Par un mémoire en défense enregistré le 19 février 2025, le préfet du Val d’Oise conclut au rejet de la requête comme non fondée et fait en outre valoir que le requérant, lors du recours gracieux, n’avait produit aucun élément concernant ses conditions d’accueil et que ses démarches préalables présentaient un caractère insuffisant.
Vu
— la décision attaquée ;
— les pièces du dossier.
Vu :
— le code de la construction et de l’habitation ;
— le code de justice administrative.
Le président du tribunal a désigné Mme Lepetit-Collin, vice-présidente, pour statuer sur les litiges en application des dispositions de l’article R. 222-13 du code de justice administrative.
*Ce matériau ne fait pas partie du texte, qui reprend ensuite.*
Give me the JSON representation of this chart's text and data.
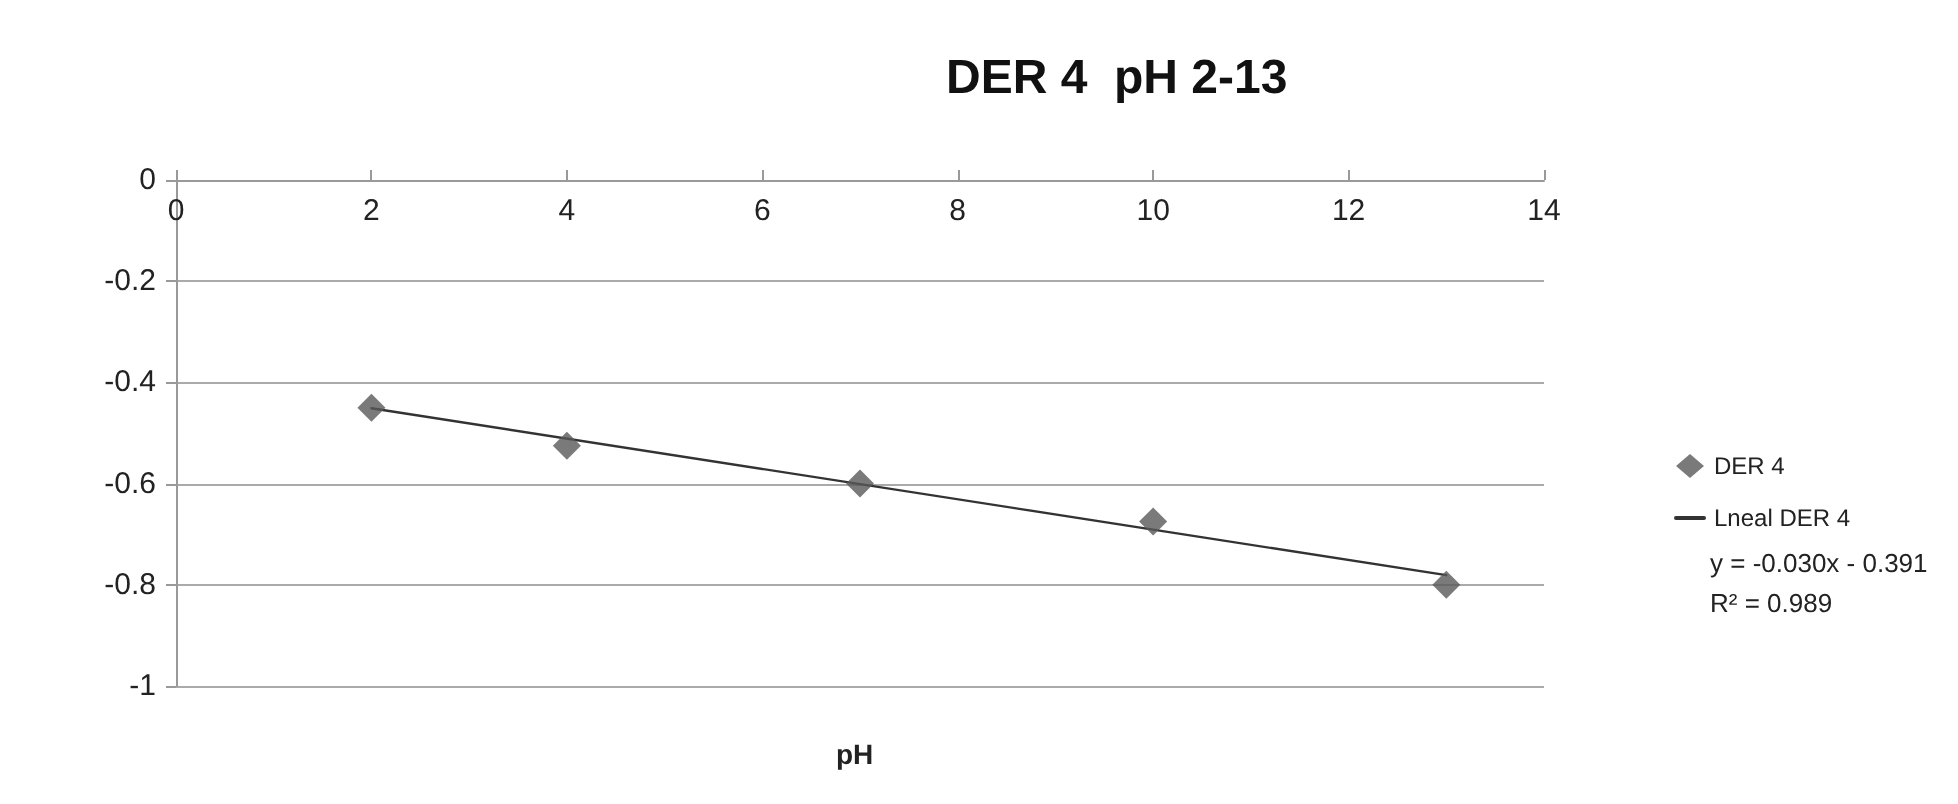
{
  "chart_data": {
    "type": "scatter",
    "title": "DER 4  pH 2-13",
    "xlabel": "pH",
    "xlim": [
      0,
      14
    ],
    "xticks": [
      0,
      2,
      4,
      6,
      8,
      10,
      12,
      14
    ],
    "ylim": [
      -1,
      0
    ],
    "yticks": [
      -1,
      -0.8,
      -0.6,
      -0.4,
      -0.2,
      0
    ],
    "grid": "y",
    "legend": "right",
    "marker": "diamond",
    "annotations": [
      "y = -0.030x - 0.391",
      "R² = 0.989"
    ],
    "series": [
      {
        "name": "DER 4",
        "color": "#595959",
        "x": [
          2,
          4,
          7,
          10,
          13
        ],
        "values": [
          -0.45,
          -0.525,
          -0.6,
          -0.675,
          -0.8
        ]
      },
      {
        "name": "Lneal DER 4",
        "type": "line",
        "marker": "none",
        "line_style": "solid",
        "color": "#333333",
        "x": [
          2,
          13
        ],
        "values": [
          -0.451,
          -0.781
        ]
      }
    ]
  }
}
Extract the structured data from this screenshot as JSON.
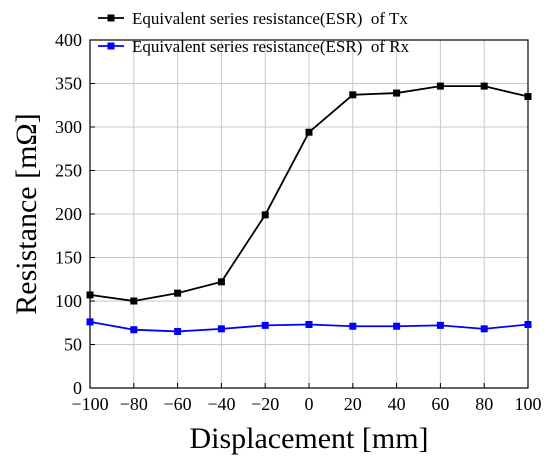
{
  "chart_data": {
    "type": "line",
    "xlabel": "Displacement [mm]",
    "ylabel": "Resistance [mΩ]",
    "xlim": [
      -100,
      100
    ],
    "ylim": [
      0,
      400
    ],
    "xticks": [
      -100,
      -80,
      -60,
      -40,
      -20,
      0,
      20,
      40,
      60,
      80,
      100
    ],
    "yticks": [
      0,
      50,
      100,
      150,
      200,
      250,
      300,
      350,
      400
    ],
    "xtick_labels": [
      "−100",
      "−80",
      "−60",
      "−40",
      "−20",
      "0",
      "20",
      "40",
      "60",
      "80",
      "100"
    ],
    "ytick_labels": [
      "0",
      "50",
      "100",
      "150",
      "200",
      "250",
      "300",
      "350",
      "400"
    ],
    "grid": true,
    "legend_position": "top-left",
    "x": [
      -100,
      -80,
      -60,
      -40,
      -20,
      0,
      20,
      40,
      60,
      80,
      100
    ],
    "series": [
      {
        "name": "Equivalent series resistance(ESR)  of Tx",
        "color": "#000000",
        "marker": "square",
        "values": [
          107,
          100,
          109,
          122,
          199,
          294,
          337,
          339,
          347,
          347,
          335
        ]
      },
      {
        "name": "Equivalent series resistance(ESR)  of Rx",
        "color": "#0000ff",
        "marker": "square",
        "values": [
          76,
          67,
          65,
          68,
          72,
          73,
          71,
          71,
          72,
          68,
          73
        ]
      }
    ]
  }
}
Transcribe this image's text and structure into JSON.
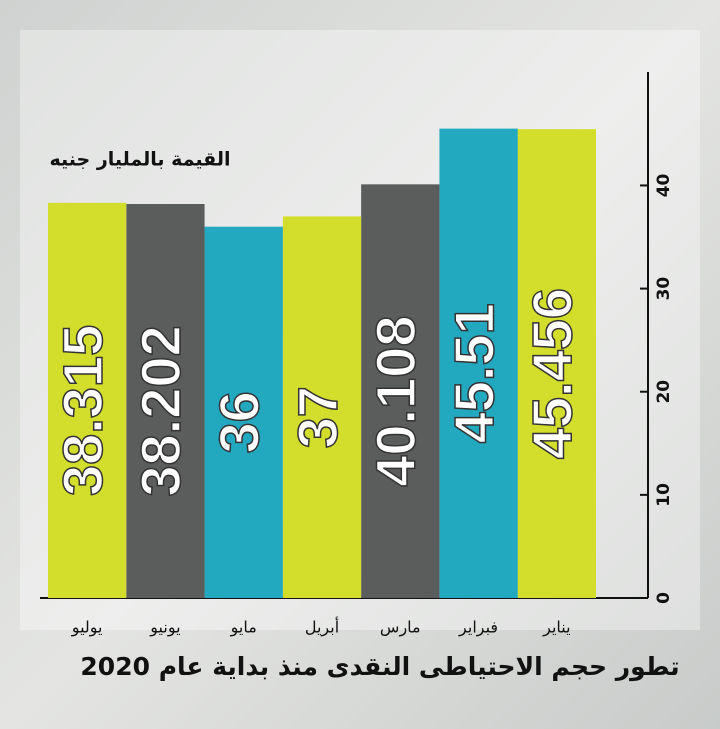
{
  "chart_data": {
    "type": "bar",
    "title": "تطور حجم الاحتياطى النقدى منذ بداية عام 2020",
    "y_axis_label": "القيمة بالمليار جنيه",
    "categories": [
      "يناير",
      "فبراير",
      "مارس",
      "أبريل",
      "مايو",
      "يونيو",
      "يوليو"
    ],
    "values": [
      45.456,
      45.51,
      40.108,
      37,
      36,
      38.202,
      38.315
    ],
    "colors": [
      "#d3dd2b",
      "#22a8bf",
      "#5b5c5c",
      "#d3dd2b",
      "#22a8bf",
      "#5b5c5c",
      "#d3dd2b"
    ],
    "direction": "rtl",
    "ylim": [
      0,
      51
    ],
    "yticks": [
      0,
      10,
      20,
      30,
      40
    ],
    "grid": false
  }
}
Le rapporteur public a été dispensé, sur sa proposition, de prononcer des conclusions à l’audience.
Les parties ont été régulièrement averties du jour de l’audience.
Le rapport de Mme Lepetit-Collin, magistrate désignée, a été entendu au cours de l’audience publique.
La clôture de l’instruction est intervenue après appel de l’affaire à l’audience en application des dispositions de l’article R. 772-9 du code de justice administrative.
Considérant ce qui suit :
1. M. A a saisi la commission de médiation du département du Val d’Oise d’un recours tendant à ce que sa demande de logement soit reconnue urgente et prioritaire en application du II de l’article L. 441-2-3 du code de la construction et de l’habitation. Par une décision du 5 avril 2024, la commission de médiation a rejeté son recours gracieux dirigé contre la décision du 12 janvier 2024 ayant refusé de faire droit à sa demande. M. A demande l’annulation de cette décision.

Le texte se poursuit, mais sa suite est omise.